ING Direct hasn’t been the interest rate leader in years. In a world where some banks are offering yields above 5% on money market or savings accounts, ING Direct sat squarely at 4.5%. Nevertheless, I still have the bulk of my savings there. I am too lazy to chase around for the highest rates every time there is a change.
I do have some money in HSBC Direct and Emigrant Direct, where my cash is earning upwards of 5%, but I find ING’s interface much more user-friendly.
This morning, ING Direct dropped its interest yield on savings from 4.5% to 4.3%. Assuming a steady $20,000 balance, that’s $40 interest (possibly only about $30 after taxes) “lost” due to this change. The “Electric Orange” checking account saw a larger drop: from 4.0% to 3.5% for the lowest balance tier (under $50,000).

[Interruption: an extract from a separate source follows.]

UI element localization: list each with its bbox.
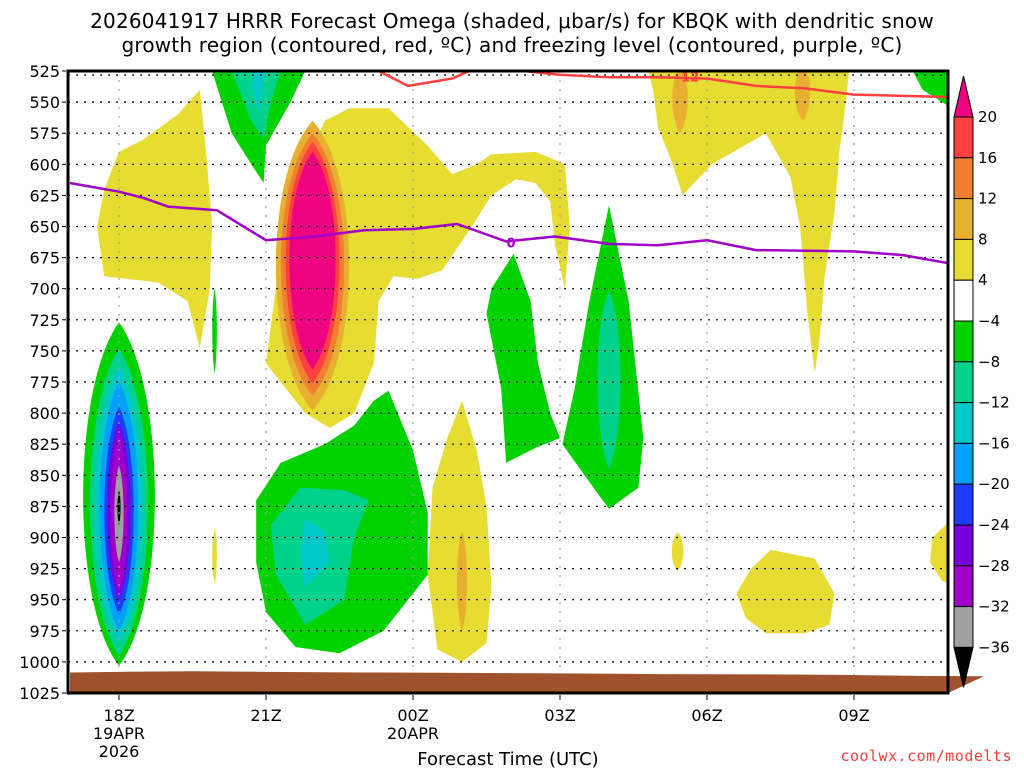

With the Federal Reserve Board lowering the federal funds rate by 0.5 percentage points, ING Direct could have theoretically lowered their yield more.
Lower interest rates in savings and lower interest rates for borrowing encourage people to take their money out of the bank while allowing individuals to qualify for less expensive loans. I expect other banks that offer high-yield savings accounts will soon follow ING Direct’s suit. Those who locked in CD rates may consider themselves lucky.